En explorant des thèmes aussi forts et avec beaucoup de délicatesse et d’émotion, L’Illusionniste manque pourtant un peu de rythme et se révèle parfois un peu ennuyeux à cause du manque évident de dialogues que l’on ne peut pourtant pas reprocher. En effet, le film est un hommage à Jacques Tati, qui excellait dans le poético-burlesque. Bref, la gestuelle était bien plus importante que les dialogues. L’effet réaliste est donc réussi. De plus, le film se déroule surtout en Écosse et le héros est accompagné de Alice, une écossaise parlant le gaélique écossais. Les deux personnages ne peuvent donc pas dialoguer.

Les magiciens n’existent peut être pas mais la magie du cinéma, elle, opère toujours.

Erin

Critique :

Le réalisateur des Triplettes de Belleville prend un scénario de Tati laissé dans un tiroir. Il faut avouer que tout ça était très attirant.
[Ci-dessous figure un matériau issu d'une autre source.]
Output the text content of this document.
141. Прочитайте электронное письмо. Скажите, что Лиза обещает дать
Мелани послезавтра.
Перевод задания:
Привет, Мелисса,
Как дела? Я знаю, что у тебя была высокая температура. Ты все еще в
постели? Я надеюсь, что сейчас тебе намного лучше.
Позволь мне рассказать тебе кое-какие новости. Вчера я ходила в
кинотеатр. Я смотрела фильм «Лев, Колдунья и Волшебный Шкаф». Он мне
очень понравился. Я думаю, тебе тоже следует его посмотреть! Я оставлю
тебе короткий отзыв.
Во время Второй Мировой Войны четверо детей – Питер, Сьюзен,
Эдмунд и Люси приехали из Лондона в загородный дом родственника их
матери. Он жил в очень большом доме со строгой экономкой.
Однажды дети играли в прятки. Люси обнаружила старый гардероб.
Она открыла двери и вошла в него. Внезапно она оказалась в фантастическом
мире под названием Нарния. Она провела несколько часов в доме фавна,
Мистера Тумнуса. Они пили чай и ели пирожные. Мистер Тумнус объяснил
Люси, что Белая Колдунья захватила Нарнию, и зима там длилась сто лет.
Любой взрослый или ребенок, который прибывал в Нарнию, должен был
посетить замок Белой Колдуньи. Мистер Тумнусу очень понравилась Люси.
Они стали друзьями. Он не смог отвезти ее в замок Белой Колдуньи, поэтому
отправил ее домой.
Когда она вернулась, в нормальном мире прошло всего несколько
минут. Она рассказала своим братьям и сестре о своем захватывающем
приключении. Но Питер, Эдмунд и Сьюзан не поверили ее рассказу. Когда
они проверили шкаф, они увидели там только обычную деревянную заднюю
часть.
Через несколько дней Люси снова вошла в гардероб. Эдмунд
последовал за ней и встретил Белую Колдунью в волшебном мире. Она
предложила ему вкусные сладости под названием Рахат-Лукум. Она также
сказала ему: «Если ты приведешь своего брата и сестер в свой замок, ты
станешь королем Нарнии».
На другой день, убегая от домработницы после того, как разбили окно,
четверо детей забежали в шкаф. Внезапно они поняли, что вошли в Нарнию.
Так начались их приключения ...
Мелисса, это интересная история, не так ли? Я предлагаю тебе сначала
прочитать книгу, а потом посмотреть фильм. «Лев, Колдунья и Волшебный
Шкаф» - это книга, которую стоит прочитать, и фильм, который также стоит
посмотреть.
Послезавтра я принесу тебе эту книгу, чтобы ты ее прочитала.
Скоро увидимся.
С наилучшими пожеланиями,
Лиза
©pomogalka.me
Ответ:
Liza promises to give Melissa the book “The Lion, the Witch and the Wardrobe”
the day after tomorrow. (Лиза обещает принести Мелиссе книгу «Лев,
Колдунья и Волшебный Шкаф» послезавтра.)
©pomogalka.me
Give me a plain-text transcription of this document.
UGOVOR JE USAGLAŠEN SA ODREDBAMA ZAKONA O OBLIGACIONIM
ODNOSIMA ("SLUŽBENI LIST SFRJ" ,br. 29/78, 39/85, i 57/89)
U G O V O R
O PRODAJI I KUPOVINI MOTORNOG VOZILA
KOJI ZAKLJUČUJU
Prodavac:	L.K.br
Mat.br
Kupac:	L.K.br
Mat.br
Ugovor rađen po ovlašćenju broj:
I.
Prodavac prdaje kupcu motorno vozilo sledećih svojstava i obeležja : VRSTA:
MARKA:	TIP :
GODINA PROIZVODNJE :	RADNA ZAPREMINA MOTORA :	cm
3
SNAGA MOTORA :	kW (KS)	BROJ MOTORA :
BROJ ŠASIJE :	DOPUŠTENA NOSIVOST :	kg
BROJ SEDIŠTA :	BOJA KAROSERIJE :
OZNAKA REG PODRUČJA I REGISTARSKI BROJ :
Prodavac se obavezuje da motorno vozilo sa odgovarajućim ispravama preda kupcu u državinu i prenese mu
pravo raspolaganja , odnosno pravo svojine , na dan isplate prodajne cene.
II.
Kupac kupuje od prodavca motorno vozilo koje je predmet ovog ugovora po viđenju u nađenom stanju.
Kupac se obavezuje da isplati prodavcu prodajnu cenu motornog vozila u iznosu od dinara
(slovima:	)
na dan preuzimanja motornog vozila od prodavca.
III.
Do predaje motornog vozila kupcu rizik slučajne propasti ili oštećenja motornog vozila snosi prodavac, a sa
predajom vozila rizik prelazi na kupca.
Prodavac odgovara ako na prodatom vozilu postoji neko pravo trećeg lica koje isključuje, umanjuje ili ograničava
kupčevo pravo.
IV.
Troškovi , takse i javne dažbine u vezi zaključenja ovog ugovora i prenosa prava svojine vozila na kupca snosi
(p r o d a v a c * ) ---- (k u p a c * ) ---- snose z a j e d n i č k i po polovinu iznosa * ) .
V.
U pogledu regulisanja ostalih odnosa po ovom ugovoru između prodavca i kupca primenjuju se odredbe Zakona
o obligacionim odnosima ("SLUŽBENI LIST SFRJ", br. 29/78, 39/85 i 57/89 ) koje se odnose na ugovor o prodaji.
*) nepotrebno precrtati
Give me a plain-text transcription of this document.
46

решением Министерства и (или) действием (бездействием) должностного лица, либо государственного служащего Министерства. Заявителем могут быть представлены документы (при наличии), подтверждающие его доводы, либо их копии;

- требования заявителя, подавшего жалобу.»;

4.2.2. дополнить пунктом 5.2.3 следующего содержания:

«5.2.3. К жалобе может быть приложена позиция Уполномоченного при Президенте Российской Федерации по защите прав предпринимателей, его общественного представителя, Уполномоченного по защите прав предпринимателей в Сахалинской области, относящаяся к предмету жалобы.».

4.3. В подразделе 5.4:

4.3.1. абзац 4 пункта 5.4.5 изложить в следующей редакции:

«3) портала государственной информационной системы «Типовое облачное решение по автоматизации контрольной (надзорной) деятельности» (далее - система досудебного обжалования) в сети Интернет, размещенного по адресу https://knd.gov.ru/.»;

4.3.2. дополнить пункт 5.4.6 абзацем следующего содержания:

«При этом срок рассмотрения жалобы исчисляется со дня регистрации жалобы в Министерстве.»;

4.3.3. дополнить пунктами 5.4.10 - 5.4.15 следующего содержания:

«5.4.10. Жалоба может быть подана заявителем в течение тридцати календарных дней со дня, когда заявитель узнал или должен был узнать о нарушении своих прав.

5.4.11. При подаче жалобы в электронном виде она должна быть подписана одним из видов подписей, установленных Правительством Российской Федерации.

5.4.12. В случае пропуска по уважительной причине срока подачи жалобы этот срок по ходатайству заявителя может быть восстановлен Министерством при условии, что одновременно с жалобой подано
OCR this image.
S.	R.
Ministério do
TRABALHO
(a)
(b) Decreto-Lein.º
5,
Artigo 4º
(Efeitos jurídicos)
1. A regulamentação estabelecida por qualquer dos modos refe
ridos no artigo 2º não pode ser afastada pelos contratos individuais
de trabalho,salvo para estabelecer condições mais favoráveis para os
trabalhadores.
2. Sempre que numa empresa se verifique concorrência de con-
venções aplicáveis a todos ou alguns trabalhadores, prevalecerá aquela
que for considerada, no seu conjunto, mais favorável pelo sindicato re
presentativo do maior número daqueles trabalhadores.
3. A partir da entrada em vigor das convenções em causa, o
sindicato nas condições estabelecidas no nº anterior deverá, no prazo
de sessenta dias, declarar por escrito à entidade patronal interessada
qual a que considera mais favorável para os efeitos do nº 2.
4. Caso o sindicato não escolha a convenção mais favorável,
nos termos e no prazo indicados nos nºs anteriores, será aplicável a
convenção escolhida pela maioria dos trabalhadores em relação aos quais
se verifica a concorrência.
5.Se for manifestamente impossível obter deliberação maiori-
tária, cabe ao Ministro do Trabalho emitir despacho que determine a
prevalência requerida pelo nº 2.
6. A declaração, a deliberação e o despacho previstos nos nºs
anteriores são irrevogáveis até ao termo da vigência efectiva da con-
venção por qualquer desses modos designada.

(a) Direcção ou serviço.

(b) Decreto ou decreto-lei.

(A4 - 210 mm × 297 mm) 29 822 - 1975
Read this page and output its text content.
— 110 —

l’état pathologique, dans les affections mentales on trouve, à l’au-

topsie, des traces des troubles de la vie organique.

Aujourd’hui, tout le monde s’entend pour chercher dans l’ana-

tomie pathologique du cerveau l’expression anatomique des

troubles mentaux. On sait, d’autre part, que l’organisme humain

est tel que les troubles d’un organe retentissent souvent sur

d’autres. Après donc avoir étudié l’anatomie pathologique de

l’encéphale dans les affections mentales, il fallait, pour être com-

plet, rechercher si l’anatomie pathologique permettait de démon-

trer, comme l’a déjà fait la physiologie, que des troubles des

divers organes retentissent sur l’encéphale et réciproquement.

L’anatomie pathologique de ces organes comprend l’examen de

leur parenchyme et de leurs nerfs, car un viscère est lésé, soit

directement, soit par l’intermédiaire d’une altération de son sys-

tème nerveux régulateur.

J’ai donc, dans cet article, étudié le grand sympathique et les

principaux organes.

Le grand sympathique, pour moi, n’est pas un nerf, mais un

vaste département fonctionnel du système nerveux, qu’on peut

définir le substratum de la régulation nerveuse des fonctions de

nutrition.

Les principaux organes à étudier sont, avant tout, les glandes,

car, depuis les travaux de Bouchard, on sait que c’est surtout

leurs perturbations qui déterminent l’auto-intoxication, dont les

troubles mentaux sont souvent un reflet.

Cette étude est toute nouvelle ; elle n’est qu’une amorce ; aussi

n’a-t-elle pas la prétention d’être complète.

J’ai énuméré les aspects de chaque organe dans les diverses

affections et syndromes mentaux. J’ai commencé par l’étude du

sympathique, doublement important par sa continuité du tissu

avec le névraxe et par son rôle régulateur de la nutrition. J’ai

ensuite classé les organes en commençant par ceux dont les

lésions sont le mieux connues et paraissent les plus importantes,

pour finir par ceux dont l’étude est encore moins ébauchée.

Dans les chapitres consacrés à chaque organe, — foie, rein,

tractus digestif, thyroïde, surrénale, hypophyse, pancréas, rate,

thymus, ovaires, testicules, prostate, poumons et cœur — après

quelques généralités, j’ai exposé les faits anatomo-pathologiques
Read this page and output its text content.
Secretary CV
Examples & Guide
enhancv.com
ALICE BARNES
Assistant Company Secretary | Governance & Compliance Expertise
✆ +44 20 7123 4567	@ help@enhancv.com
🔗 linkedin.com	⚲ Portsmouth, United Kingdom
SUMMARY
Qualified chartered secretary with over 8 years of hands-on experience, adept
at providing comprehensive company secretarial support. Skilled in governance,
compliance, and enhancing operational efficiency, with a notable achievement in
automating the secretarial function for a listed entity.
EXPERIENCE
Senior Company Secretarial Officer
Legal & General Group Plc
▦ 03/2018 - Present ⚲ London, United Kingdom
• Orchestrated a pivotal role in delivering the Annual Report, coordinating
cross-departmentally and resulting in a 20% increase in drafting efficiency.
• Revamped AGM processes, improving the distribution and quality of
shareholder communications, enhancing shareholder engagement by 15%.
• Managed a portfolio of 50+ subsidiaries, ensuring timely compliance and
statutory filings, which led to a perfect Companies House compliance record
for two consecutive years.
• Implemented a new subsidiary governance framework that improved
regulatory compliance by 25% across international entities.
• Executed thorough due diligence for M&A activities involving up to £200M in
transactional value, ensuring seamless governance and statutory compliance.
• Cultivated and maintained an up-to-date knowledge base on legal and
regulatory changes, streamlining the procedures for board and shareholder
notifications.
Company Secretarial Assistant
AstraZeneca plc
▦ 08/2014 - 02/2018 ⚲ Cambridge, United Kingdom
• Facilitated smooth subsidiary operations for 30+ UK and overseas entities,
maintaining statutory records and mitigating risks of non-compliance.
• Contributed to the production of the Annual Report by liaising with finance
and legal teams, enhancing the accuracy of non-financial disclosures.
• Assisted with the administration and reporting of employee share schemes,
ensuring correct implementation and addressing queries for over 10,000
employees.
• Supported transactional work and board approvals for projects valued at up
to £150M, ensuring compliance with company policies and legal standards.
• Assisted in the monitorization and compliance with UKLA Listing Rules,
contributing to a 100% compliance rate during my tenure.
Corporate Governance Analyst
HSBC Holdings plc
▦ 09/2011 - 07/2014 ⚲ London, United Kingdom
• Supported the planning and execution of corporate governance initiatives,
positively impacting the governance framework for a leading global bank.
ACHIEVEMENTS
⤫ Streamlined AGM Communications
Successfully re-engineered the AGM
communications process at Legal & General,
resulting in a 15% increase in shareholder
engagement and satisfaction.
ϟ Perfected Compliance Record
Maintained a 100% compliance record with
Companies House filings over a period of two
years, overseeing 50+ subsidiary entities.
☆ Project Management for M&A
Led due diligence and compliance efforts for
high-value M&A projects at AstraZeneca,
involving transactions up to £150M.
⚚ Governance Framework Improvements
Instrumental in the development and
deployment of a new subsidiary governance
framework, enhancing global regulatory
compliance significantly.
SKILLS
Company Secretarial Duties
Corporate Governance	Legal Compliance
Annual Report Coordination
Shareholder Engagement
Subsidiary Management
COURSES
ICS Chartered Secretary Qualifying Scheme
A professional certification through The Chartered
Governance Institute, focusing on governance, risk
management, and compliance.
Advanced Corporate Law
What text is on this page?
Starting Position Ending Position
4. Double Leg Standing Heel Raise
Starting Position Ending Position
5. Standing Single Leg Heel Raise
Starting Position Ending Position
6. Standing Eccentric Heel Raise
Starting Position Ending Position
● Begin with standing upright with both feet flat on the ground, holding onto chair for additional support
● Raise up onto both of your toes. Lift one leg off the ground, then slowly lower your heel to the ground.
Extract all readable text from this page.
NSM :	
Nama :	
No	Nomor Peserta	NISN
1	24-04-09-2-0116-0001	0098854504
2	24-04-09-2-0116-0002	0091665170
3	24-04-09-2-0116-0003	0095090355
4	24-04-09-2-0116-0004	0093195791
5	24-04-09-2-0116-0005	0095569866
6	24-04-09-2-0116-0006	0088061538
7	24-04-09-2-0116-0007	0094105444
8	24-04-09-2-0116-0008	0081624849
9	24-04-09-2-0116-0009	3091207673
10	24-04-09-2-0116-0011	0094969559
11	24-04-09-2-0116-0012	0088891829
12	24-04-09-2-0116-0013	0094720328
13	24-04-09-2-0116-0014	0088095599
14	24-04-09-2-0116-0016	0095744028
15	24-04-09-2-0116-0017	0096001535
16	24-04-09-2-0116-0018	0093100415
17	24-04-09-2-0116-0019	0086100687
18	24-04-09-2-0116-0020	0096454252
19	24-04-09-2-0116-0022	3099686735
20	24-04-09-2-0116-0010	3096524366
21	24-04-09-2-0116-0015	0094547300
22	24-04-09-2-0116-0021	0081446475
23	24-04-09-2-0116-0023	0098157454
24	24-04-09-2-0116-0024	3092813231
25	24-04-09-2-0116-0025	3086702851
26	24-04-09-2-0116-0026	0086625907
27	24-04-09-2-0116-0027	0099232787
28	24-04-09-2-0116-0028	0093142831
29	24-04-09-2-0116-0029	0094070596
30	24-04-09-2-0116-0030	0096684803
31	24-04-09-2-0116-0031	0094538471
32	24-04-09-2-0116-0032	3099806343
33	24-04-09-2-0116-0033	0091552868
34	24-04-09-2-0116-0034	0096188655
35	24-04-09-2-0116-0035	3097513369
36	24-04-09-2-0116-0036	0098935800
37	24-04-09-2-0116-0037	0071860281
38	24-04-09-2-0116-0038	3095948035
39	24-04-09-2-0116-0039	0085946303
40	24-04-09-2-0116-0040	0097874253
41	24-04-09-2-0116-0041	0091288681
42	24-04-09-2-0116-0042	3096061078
A travers le personnage de cet illusionniste, qui s’avère être Tati lui-même (et au passage, j’ai bien aimé la scène où le héros regarde une scène de Mon Oncle), Sylvain Chomet nous présente plutôt des désillusions : comme l’époque change, et que plus personne ne s’intéresse au music-hall (on préfère le groupe de rockstars), les artistes sont en danger. Certains deviennent très pauvres, d’autres alcooliques et suicidaires. A cause de sa rencontre avec Alice, une jeune femme qui croit encore à la magie de l’illusionniste, notre personnage éponyme va être obligé d’alterner plusieurs petits boulots. On voit bien que la vie d’artiste est difficile et ne fait pas vraiment rêver.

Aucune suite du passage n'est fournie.